Have we finally found a solution to our mounting waste problem? Maybe, if cash incentives for waste segregation and proper disposal could be made possible. There is money in waste – our scrap dealers know it well. If waste can be segregated and disposed of properly, it is a good way to manage waste by allowing a few to make a living.

With Greener Way receiving financial support to initiate a waste bank project worth USD 1.5 million funded by the World Bank,  waste could be a source of income and not a nuisance. It could create some jobs and ultimately lead to an understanding that waste has to be segregated and managed – this is the aim and the wish.

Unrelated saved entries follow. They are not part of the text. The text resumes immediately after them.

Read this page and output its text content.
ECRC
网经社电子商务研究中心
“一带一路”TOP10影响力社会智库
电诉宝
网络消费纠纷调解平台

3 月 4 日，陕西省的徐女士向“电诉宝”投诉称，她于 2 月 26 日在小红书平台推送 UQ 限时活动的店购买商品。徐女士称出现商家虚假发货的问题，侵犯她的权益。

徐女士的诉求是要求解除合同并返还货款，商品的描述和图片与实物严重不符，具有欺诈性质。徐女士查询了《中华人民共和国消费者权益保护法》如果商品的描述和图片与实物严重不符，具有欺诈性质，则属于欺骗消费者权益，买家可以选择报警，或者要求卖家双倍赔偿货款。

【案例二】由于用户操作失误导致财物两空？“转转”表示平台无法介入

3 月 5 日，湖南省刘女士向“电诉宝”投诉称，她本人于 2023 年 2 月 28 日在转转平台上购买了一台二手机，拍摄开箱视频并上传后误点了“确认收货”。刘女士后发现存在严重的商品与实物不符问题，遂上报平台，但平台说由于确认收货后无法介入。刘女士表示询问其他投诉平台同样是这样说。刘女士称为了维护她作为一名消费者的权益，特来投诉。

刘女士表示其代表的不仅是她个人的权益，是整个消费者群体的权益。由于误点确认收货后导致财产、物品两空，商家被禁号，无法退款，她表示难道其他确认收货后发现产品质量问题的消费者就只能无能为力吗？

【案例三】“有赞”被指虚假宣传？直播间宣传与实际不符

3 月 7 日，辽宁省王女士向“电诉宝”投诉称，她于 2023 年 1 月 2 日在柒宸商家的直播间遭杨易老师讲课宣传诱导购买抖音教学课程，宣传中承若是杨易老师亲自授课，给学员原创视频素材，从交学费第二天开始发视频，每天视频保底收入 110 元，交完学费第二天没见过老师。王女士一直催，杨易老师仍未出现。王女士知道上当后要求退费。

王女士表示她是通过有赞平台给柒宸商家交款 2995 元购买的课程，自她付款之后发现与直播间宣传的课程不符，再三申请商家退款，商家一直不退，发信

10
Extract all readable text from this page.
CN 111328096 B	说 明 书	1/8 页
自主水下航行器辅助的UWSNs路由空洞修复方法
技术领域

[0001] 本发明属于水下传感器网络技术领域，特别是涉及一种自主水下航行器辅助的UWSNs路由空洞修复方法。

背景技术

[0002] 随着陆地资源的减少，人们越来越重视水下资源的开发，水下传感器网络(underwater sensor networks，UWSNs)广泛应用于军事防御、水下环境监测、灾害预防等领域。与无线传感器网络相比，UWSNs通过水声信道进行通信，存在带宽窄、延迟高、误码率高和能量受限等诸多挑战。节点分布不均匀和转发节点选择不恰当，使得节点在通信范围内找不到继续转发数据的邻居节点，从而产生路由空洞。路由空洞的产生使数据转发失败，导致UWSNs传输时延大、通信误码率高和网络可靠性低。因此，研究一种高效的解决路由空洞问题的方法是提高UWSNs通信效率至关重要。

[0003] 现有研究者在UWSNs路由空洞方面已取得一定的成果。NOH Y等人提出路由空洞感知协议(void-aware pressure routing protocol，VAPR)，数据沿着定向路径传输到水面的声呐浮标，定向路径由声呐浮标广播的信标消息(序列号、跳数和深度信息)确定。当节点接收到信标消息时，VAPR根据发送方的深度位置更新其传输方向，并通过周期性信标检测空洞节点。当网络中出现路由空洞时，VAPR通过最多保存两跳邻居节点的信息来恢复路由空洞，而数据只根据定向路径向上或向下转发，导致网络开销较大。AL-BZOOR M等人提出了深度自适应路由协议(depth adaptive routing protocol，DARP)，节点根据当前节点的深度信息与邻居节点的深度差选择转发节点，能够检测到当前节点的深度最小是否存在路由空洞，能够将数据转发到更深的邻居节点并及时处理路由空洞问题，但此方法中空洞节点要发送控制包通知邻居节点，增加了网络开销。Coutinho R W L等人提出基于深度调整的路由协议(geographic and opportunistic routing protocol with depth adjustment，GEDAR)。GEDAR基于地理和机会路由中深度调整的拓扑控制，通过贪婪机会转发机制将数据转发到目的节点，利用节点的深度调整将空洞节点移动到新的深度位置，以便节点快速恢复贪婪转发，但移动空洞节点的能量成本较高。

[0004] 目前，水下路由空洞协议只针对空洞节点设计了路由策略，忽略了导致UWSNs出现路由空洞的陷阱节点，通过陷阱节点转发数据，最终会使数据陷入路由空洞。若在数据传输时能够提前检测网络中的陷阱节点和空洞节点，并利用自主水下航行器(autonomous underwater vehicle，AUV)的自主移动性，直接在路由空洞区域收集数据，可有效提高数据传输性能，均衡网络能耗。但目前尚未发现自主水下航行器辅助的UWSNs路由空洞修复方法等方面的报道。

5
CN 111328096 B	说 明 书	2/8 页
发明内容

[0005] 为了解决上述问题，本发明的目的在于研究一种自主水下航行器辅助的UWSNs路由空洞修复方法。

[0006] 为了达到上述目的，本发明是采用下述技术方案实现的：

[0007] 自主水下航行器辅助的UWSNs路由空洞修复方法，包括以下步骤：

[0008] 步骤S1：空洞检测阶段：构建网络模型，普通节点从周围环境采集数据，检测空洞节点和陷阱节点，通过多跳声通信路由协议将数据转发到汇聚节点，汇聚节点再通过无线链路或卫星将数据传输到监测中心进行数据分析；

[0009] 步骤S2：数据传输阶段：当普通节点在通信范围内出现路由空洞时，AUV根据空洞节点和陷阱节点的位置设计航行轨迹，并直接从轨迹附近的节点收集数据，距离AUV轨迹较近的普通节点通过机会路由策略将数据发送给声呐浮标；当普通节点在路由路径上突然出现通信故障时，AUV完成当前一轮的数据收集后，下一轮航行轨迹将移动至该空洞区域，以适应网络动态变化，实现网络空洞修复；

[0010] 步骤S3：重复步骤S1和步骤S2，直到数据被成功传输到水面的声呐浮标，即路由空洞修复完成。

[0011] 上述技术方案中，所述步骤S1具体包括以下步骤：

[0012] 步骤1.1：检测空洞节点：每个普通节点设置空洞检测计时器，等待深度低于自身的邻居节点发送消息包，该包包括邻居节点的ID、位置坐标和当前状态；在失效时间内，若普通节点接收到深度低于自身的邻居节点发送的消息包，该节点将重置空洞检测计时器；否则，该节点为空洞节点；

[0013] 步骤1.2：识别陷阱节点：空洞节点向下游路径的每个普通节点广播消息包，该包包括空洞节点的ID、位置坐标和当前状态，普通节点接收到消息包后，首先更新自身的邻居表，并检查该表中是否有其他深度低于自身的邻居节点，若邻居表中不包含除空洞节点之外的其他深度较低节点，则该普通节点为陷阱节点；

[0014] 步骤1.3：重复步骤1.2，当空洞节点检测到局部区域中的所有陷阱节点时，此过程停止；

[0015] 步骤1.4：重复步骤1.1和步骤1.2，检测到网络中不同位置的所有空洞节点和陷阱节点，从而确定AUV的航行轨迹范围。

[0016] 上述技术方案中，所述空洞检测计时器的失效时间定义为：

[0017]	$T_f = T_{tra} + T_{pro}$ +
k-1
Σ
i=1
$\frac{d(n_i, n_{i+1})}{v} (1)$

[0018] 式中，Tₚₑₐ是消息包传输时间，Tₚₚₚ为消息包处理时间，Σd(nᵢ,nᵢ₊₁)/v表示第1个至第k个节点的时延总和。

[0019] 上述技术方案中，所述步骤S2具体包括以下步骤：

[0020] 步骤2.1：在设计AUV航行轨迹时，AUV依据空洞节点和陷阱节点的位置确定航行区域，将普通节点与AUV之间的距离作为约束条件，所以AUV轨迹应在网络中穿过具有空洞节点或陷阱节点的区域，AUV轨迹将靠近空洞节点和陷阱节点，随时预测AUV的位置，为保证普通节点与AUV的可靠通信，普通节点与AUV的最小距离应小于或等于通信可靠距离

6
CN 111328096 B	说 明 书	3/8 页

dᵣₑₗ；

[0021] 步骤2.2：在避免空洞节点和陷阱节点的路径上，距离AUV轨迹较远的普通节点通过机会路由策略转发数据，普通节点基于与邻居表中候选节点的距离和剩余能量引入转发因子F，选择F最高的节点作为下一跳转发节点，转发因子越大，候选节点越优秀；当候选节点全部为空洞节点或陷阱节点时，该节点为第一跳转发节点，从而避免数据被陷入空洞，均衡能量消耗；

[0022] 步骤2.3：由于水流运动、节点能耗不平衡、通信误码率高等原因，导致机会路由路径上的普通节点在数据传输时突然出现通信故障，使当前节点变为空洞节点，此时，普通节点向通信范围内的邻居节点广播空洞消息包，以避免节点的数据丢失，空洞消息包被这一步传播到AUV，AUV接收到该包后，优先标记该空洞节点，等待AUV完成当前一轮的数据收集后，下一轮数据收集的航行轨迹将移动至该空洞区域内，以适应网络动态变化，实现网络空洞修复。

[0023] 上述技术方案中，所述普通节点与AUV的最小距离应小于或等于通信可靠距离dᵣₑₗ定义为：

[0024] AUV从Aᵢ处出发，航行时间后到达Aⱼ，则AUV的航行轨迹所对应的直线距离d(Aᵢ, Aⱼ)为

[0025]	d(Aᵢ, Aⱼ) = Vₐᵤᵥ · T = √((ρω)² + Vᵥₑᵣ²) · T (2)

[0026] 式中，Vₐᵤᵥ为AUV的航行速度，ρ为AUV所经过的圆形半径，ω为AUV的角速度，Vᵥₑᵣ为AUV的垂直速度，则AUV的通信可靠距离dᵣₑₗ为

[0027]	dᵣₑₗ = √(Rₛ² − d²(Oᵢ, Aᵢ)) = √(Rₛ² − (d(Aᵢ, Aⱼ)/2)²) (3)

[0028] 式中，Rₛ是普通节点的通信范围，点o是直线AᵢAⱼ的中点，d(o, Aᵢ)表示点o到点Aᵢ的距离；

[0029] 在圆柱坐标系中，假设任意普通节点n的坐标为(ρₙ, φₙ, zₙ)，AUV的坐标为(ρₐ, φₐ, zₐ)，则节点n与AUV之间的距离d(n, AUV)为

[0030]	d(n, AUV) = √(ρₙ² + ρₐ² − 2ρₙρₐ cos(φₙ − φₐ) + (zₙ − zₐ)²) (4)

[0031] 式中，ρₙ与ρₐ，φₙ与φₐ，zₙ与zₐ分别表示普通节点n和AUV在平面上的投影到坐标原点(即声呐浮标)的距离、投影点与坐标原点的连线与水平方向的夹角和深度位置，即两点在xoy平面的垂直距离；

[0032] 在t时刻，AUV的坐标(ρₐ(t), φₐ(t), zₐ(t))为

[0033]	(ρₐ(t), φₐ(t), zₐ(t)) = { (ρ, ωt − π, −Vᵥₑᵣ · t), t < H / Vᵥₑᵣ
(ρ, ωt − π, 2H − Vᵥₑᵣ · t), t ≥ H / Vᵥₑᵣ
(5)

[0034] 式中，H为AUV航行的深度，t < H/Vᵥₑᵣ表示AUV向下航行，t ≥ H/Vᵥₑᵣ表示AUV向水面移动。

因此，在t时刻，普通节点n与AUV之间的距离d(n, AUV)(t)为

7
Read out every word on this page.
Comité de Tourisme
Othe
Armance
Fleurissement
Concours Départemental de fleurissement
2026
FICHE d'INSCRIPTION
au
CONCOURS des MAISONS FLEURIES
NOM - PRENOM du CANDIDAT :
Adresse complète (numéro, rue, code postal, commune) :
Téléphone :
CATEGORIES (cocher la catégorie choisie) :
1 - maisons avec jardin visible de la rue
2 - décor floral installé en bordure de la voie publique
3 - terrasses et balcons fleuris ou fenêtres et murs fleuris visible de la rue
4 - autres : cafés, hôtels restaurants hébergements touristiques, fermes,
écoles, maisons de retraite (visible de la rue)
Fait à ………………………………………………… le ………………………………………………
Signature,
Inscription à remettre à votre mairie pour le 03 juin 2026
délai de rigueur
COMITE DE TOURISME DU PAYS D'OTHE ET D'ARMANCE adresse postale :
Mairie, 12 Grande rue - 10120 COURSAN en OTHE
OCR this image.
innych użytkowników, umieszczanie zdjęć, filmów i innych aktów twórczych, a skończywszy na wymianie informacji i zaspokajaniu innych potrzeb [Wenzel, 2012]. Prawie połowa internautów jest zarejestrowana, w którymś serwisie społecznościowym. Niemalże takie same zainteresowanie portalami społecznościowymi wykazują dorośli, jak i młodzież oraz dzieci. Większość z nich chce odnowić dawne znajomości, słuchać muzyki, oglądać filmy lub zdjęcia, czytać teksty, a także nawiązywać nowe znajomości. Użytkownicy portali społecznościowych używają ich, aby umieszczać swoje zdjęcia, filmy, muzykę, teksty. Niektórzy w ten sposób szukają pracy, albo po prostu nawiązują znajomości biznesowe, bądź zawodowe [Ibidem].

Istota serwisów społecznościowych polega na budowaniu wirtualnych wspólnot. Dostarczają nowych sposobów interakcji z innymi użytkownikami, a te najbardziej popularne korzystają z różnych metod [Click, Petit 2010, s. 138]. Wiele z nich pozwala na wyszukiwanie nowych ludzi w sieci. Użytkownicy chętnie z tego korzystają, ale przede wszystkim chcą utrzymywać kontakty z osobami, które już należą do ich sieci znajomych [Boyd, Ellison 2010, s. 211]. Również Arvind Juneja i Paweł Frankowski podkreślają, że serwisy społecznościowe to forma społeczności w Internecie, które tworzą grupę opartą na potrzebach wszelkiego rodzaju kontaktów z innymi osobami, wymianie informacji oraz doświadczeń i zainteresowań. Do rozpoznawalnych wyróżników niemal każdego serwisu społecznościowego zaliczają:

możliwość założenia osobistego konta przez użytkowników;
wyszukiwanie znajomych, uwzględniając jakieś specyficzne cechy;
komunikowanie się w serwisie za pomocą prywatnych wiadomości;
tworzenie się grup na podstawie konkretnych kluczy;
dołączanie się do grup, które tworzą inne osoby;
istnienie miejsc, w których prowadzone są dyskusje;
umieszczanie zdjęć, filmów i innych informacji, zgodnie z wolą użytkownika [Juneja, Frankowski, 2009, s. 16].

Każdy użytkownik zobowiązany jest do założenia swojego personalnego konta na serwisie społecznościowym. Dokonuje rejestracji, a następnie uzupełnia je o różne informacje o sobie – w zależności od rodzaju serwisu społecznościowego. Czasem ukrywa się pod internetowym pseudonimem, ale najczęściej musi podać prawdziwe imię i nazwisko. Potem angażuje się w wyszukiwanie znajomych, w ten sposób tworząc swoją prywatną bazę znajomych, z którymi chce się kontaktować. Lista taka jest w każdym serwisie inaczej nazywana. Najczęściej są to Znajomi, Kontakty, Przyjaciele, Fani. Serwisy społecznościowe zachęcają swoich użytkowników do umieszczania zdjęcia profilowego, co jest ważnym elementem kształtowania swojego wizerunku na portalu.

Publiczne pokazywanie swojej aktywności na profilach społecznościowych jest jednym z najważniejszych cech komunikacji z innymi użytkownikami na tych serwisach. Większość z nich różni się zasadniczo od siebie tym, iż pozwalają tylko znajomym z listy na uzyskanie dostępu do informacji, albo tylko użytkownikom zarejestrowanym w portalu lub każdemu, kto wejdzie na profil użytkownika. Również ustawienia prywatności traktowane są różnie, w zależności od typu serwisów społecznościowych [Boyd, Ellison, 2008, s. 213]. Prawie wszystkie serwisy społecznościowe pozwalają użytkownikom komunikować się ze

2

Although known to be a clean country comparatively, waste is a big issue in Bhutan. Despite pumping in millions and creating awareness, managing waste is an uphill task like the hills that surrounds us. Waste is one of the biggest problems in the country. This is because we are not segregating our waste at source. Even if we do, there are no places to drop off segregated waste. The effort to segregate becomes useless when the thromde’s waste collector asks you to dump all waste-  separated or not- in the back of the trash truck.

Can a million dollars solve the problem? It might help segregation, but the problem is way beyond segregation. The problem is in the implementation of policies. Somehow, clean Bhutan couldn’t come with a good policy to reduce, reuse or recycle waste. We know the problem. For instance, the small plastic pouch is one of the many visible plastic wastes. We banned plastic. We couldn’t implement the ban.

A lot of the waste could be recycled. The pet bottles from the bottled water companies, the glass bottles from the breweries and the plastic from unregulated policy on regulation to ban it is the biggest nuisance. If there is an effort to curb the waste problem, it is from the few individuals or fewer groups trying to clean the city of the waste. Those who receive funds in the name of environment conservation or protection have failed.

It is said that waste can be controlled if it is stopped at the source. Segregating and disposing is only a desperate measure. Why is plastic a problem after years of claiming to have banned plastic?   Our officials, agencies and authorities hate the media for pointing out the lapses. But the reality is that what they are attempting to do has minimal impact on the ground. Environment by the way, gets a lot of funding support. What is lacking is results on the ground.

Achieving zero waste by 2030 is an ambitious target going by the reality now. Money alone will not do wonders. We need behavioral change. Perhaps, penalising those who litter or dispose off waste in open spaces could help. We know that the stick rule helps when the carrot fails. When it comes to waste, we need stricter rules including penalising people after establishing enough drop off centres and regular collections.